Должен был бежать инспектор уголовного розыска, но послали меня. Дескать — Моденов проживает на твоем участке, а уголовный розыск, в полном составе, занимается раскрытием квартирных краж. Ага, раскрывают они, как же.
Моденов, благоухающий перегаром и свежей зеленкой, встретил меня неласково и сумрачно, как и положено человеку, который еще не успел опохмелиться из-за пресловутых одиннадцати часов, а пока еще только девять. Но сказал, что травму получил сам, неосторожно наткнувшись макушкой на грабли в сарайке. По морде видно, что по башке его долбанул кто-то из собутыльников, но допрашивать человека с пристрастием я не стал. Если он настаивает на собственной версии получения травмы — его право, а нам работы меньше. А тут еще и супруга высунула из-за плеча мужа опухшую физиономию (видимо, вместе и пили), сообщила, что муж сам споткнулся и упал при выходе на улицу, ей-ей, сама видела.
Решив, что лучше придерживаться версии потерпевшего (вернее — пострадавшего, потому что никакой он не потерпевший), я, как порядочный участковый провел-таки небольшую профилактическую работу, посоветовав гражданину заходить в сарай осторожнее, лучше — при свете, в строительной каске, а на грабли не наступать (интересно, где у него грабли и та сарайка?), заполнил объяснение, дал на подпись и поскакал на опорник, где меня ждали более «увлекательные» дела.

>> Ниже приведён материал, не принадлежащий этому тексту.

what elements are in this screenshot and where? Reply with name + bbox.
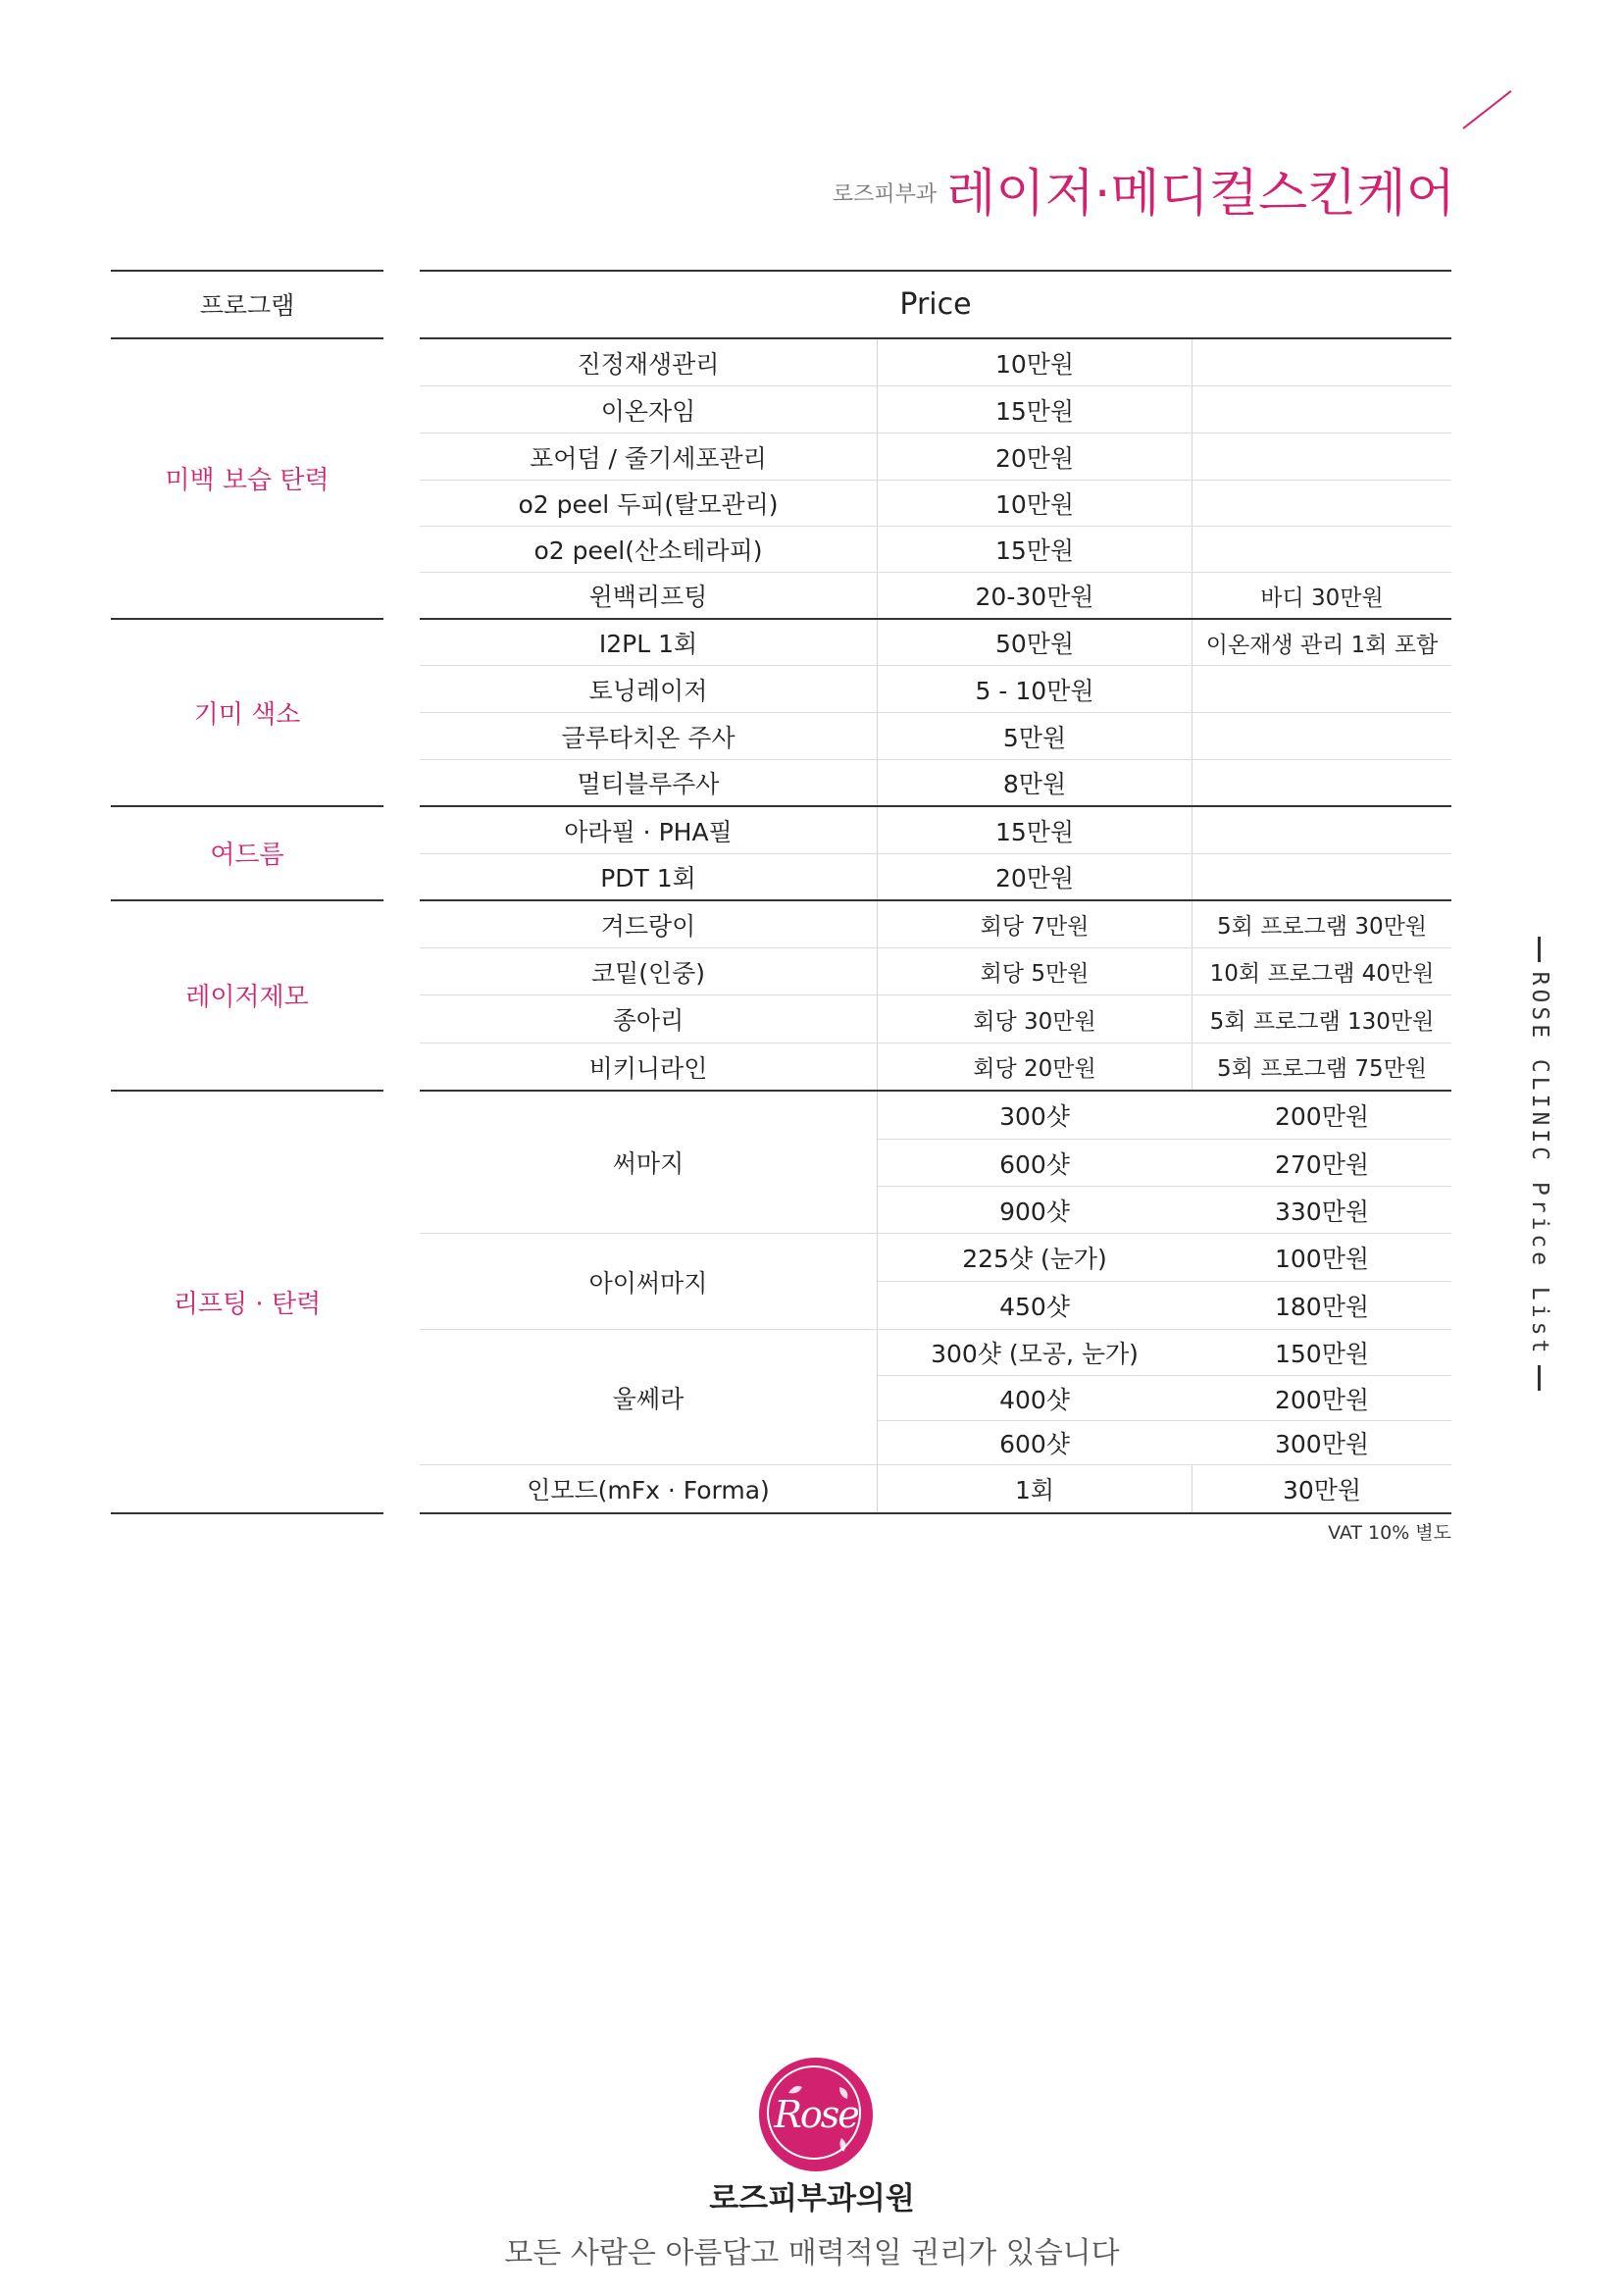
row-price: 10만원 [994, 349, 1075, 379]
lifting-shots: 600샷 [999, 1430, 1070, 1458]
row-price: 5 - 10만원 [975, 676, 1094, 705]
category-lifting: 리프팅 · 탄력 [173, 1289, 322, 1319]
row-treatment: I2PL 1회 [598, 630, 698, 658]
row-price: 15만원 [994, 396, 1075, 426]
vat-note: VAT 10% 별도 [1328, 1522, 1451, 1544]
row-price: 8만원 [1002, 770, 1067, 798]
category-whitening: 미백 보습 탄력 [165, 466, 330, 495]
row-price: 15만원 [994, 536, 1075, 565]
row-note: 이온재생 관리 1회 포함 [1205, 632, 1439, 658]
lifting-price: 200만원 [1274, 1385, 1370, 1414]
side-label-bar [1538, 937, 1541, 962]
row-price: 회당 7만원 [980, 914, 1090, 940]
lifting-shots: 450샷 [999, 1293, 1070, 1321]
row-treatment: 토닝레이저 [588, 676, 708, 705]
row-price: 20-30만원 [975, 583, 1094, 611]
row-note [1193, 713, 1451, 759]
side-label: ROSE CLINIC Price List [1527, 971, 1552, 1357]
row-note [1193, 527, 1451, 572]
row-note: 5회 프로그램 130만원 [1209, 1008, 1435, 1035]
lifting-price: 100만원 [1274, 1245, 1370, 1273]
tagline: 모든 사람은 아름답고 매력적일 권리가 있습니다 [504, 2236, 1120, 2270]
page-title: 레이저·메디컬스킨케어 [946, 165, 1455, 224]
program-bottom-rule [111, 1512, 383, 1514]
lifting-shots: 300샷 [999, 1102, 1070, 1131]
row-note [1193, 666, 1451, 712]
lifting-price: 200만원 [1274, 1102, 1370, 1131]
row-price: 회당 20만원 [973, 1056, 1096, 1082]
row-treatment: 멀티블루주사 [577, 770, 720, 798]
row-treatment: 아라필 · PHA필 [564, 817, 733, 846]
price-header: Price [899, 286, 972, 322]
row-note [1193, 481, 1451, 526]
lifting-price: 180만원 [1274, 1293, 1370, 1321]
row-treatment: 진정재생관리 [577, 349, 720, 379]
row-note [1193, 854, 1451, 899]
lifting-group-name: 울쎄라 [612, 1384, 685, 1413]
lifting-shots: 600샷 [999, 1149, 1070, 1179]
row-note [1193, 760, 1451, 805]
row-treatment: o2 peel 두피(탈모관리) [518, 490, 779, 519]
row-treatment: 포어덤 / 줄기세포관리 [530, 443, 767, 473]
clinic-name: 로즈피부과의원 [709, 2181, 915, 2217]
row-treatment: 윈백리프팅 [588, 583, 708, 611]
lifting-price: 150만원 [1274, 1340, 1370, 1368]
header-slash-decoration [1462, 90, 1511, 129]
row-treatment: PDT 1회 [600, 864, 696, 892]
price-bottom-rule [420, 1512, 1451, 1514]
lifting-group-name: 아이써마지 [588, 1268, 708, 1298]
category-laser-hair-removal: 레이저제모 [185, 983, 309, 1012]
lifting-price: 330만원 [1274, 1197, 1370, 1226]
rose-logo [759, 2058, 873, 2171]
lifting-price: 270만원 [1274, 1149, 1370, 1179]
row-price: 10만원 [994, 490, 1075, 519]
page-header [833, 147, 1455, 226]
category-pigmentation: 기미 색소 [193, 699, 301, 730]
row-note [1193, 807, 1451, 853]
row-price: 20만원 [994, 864, 1075, 892]
lifting-shots: 1회 [1014, 1476, 1055, 1504]
lifting-group-name: 써마지 [612, 1149, 685, 1178]
row-price: 20만원 [994, 443, 1075, 473]
category-acne: 여드름 [210, 841, 284, 870]
row-note: 10회 프로그램 40만원 [1209, 961, 1435, 987]
row-note [1193, 386, 1451, 433]
row-note: 5회 프로그램 30만원 [1216, 914, 1428, 940]
row-note [1193, 339, 1451, 385]
lifting-shots: 900샷 [999, 1197, 1070, 1226]
row-treatment: 코밑(인중) [590, 958, 706, 988]
row-treatment: 겨드랑이 [600, 911, 696, 941]
logo-text: Rose [774, 2093, 858, 2136]
program-header: 프로그램 [199, 291, 295, 320]
row-price: 회당 5만원 [980, 961, 1090, 987]
lifting-shots: 300샷 (모공, 눈가) [931, 1340, 1139, 1368]
row-note: 5회 프로그램 75만원 [1216, 1056, 1428, 1082]
row-treatment: 종아리 [612, 1006, 685, 1035]
row-price: 회당 30만원 [973, 1008, 1096, 1035]
lifting-shots: 225샷 (눈가) [962, 1245, 1107, 1273]
row-price: 15만원 [994, 817, 1075, 846]
row-treatment: 글루타치온 주사 [561, 723, 736, 752]
row-note: 바디 30만원 [1260, 585, 1384, 611]
lifting-price: 300만원 [1274, 1430, 1370, 1458]
row-price: 50만원 [994, 630, 1075, 658]
row-treatment: 비키니라인 [588, 1053, 708, 1083]
row-note [1193, 433, 1451, 480]
row-treatment: 이온자임 [600, 396, 696, 426]
row-treatment: o2 peel(산소테라피) [533, 536, 763, 565]
row-price: 5만원 [1002, 723, 1067, 752]
lifting-shots: 400샷 [999, 1385, 1070, 1414]
lifting-price: 30만원 [1282, 1476, 1362, 1504]
lifting-group-name: 인모드(mFx · Forma) [527, 1476, 770, 1504]
header-clinic-label: 로즈피부과 [832, 182, 938, 207]
side-label-bar [1538, 1365, 1541, 1391]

Бумажные, чтобы им пусто было!
Но предварительно всё равно пришлось заскочить в дежурку, чтобы сдать объяснение, без которого травма Моденова продолжала считаться не обслуженной.
На опорном я, словно муравей, трудился в кабинетике, а Александр Яковлевич, опять-таки пришедший ни свет, ни заря, изучал прессу. Именно так, потому что он не пропускает ни редакционных передовиц, ни коротеньких заметок. Заметки-то еще ладно, но кто читает передовицы? Нет, сам иной раз читал, особенно, если приходилось выступать на партийных собраниях. А что тут такого? Берешь передовую статью из «Правды», выписываешь несколько самых ударных строчек, а потом начинаешь свое сообщение именно с них. А в конце добавишь только, что в соответствии с вышесказанным, и мы все углубим, уширим, поднимем и снизим и вообще сделаем так, что преступный элемент сократит свою антисоциальную деятельность. Тут главное не зарываться, и не обещать искоренить преступность, потому что до сих пор это еще никому не удавалось. Иной раз, все выступление сводилось именно к пересказываю. Но выступать на партийных собраниях мне довелось раза три, а может четыре за все пятнадцать лет моего партийного стажа, соответственно, и передовые статьи я читал не чаще. Так что, до Котикова мне еще расти и расти.